Down London Road (On Dublin Street, #2)(18)
Cam.
He stood, leaning his elbows on the black granite countertop and his head was bent over a napkin he appeared to be sketching on. His messy dark blond hair fell carelessly into his eyes. I watched as he brushed it away and I noticed a masculine Indian silver ring on the ring finger of his right hand as it winked under the lights. He looked just the same as the last time I’d seen him – same unkempt sexiness, same aviator watch and leather bracelets. His T-shirt was the only change. He wore the slim-cut white T-shirt with CLUB 39 scrawled across the chest that all the guys had to wear. It was the chest and shoulders, even when hunched over, that seemed much broader than I remembered.
I took another step and the sound of my boot on the floor brought Cam’s head up.
My breath hitched as our eyes collided.
Heat suffused my cheeks at my body’s instant reaction to this man’s attention. I could feel my breasts swell and my lower belly squeeze, and as we continued to stare at each other in intense silence, my mind and body went to war.

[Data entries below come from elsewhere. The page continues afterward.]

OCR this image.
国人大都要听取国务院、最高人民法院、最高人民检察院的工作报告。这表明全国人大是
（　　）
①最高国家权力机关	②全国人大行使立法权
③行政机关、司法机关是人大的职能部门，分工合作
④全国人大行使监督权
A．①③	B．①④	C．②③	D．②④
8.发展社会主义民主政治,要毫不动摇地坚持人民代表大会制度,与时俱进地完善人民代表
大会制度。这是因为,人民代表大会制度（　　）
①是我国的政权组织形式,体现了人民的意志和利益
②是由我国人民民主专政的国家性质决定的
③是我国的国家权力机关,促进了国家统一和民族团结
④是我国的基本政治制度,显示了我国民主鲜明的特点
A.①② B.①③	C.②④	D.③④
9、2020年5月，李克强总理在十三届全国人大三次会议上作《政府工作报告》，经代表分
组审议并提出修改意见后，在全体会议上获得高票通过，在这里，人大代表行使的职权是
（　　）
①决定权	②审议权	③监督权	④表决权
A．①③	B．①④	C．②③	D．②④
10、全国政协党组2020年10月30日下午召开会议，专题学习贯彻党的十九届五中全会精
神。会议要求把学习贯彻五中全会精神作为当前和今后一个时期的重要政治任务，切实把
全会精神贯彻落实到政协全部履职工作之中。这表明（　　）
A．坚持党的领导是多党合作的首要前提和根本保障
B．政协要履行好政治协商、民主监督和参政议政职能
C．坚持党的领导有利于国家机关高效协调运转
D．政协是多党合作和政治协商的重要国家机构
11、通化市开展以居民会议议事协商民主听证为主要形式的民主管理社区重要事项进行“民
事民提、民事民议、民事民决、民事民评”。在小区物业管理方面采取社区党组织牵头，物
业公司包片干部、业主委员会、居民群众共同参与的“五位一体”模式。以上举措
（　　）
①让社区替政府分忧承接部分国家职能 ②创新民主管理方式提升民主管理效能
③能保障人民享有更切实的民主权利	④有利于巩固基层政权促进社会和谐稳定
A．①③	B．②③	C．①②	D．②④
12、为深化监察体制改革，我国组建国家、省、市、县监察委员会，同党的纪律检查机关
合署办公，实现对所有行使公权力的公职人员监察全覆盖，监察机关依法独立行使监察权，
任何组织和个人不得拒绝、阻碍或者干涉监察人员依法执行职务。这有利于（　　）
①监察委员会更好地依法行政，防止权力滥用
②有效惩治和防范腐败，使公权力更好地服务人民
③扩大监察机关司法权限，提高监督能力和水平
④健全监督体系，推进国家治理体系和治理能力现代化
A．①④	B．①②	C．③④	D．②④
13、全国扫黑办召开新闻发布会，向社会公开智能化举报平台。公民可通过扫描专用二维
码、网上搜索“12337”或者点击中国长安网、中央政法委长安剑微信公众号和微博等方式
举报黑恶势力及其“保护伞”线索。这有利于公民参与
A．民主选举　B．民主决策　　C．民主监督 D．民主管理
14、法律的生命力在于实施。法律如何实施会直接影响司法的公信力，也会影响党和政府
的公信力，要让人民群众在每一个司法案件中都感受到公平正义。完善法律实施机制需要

My body was panting, ‘He’s hot. Can we have him?’ while my mind was screaming, ‘Oh, dear God, what the hell are you thinking?’
Everything had blurred around me – the only thing in sharp focus was Cam and all the places where I wanted to feel his touch.
Malcolm’s face suddenly floated before my eyes and I flinched, breaking whatever bizarre spell we’d fallen under.
I gave Cam a tight smile and strode towards him, my eyes glued in front of me and very deliberately nowhere near him.
Cam had other plans. As I lifted the counter to join him behind the bar, he stepped in front of the doorway to the staff room, blocking my way. I stared at his black engineer boots for a second and then, realizing I must look like a total idiot, I let my gaze travel north. His arms were crossed over his chest as he leaned against the doorframe and I couldn’t work out what his expression meant at all. He was worse than Joss. If Joss didn’t want you to know what she was feeling, she’d slam down this blank mask over her face. It seemed Cam had bought his mask from the same store as Joss.
‘Hullo.’ I waved.
I actually waved.
Oh Jesus, let the floor open up and swallow me.
Cam’s lips twitched. ‘Hi.’
Why was this so awkward? Usually, I could flirt and charm the pants off any man. I’d suddenly reverted to acting like a reticent seven-year-old. ‘So you got the job, then?’ No, Jo, he’s just here for the banter. I rolled my eyes inwardly at myself.
If he had an equally sarcastic thought, he was gracious enough not to verbalize it. ‘I did.’
What was with the one-word answers? My mouth twisted as I remembered his wordy assault on me last time we’d met. ‘You were a lot more loquacious last time we spoke.’
Cam raised an eyebrow. ‘ “Loquacious”? Does someone have a Word of the Day calendar?’
So much for gracious. I tried to ignore the wince of hurt at his teasing remark. But that was hard to do when someone’s teasing felt a lot more like mocking. I glared at him. ‘I do.’ I brushed past him, my elbow hitting him in the arm as I headed into the staff room. ‘Yesterday’s word was “*”.’ As I opened my locker I felt a sense of pride at having stood up for myself with him again. My body still trembled, though. I was not good at confrontation and I didn’t want to have to be. I resented his presence in my life already.
‘Okay, I deserved that.’
I shot a look over my shoulder and saw that he’d followed me into the room. In the brighter light, his cobalt blue eyes glittered at me enigmatically. He was sporting stubble. Did the man ever shave? Damn him. I dropped my gaze and turned away from him.
‘I actually wanted to thank you for giving Su my number.’
I nodded, balancing my bag half in, half out of my locker, pretending to riffle through it for something.
‘She said you recommended me.’
My bag was exceptionally interesting. Receipt for Mr Meikle’s sandwich and soup, chewing gum, tampons, pen, a leaflet a street person had given to me about some band …
‘She said, and I quote, “Jo’s right – you are hot.” ’
I flushed, just barely choking back the groan of embarrassment. I shoved my bag in the locker and slipped my phone into my pocket. Taking a deep breath, I told myself I could do this. I could work with this annoying asswipe. I spun around and almost lost my footing at the playful grin on his face. It was quite possibly the ‘nicest’ look I’d received from him yet.
I hated him then.
Not once in my life had I ever been physically attracted to a guy who was so utterly horrible to me. I knew, though, that once I spent more time with him, his bad attitude would shave the attraction down to nothing. It was just a matter of patience. For now, I threw back my shoulders, inserting a little flirtation into my smile as I passed him. ‘I said “pretty hot”.’
‘There’s a difference?’ he asked, following me into the bar.
It occurred to me that it was Tuesday night. A slow night. That meant it would be just the two of us working together.
Great.
‘ “Pretty hot” is a few levels lower on the scale than “hot”.’ I didn’t look at him as I tied the tiny apron around my waist, but I could feel his gaze warm on my face.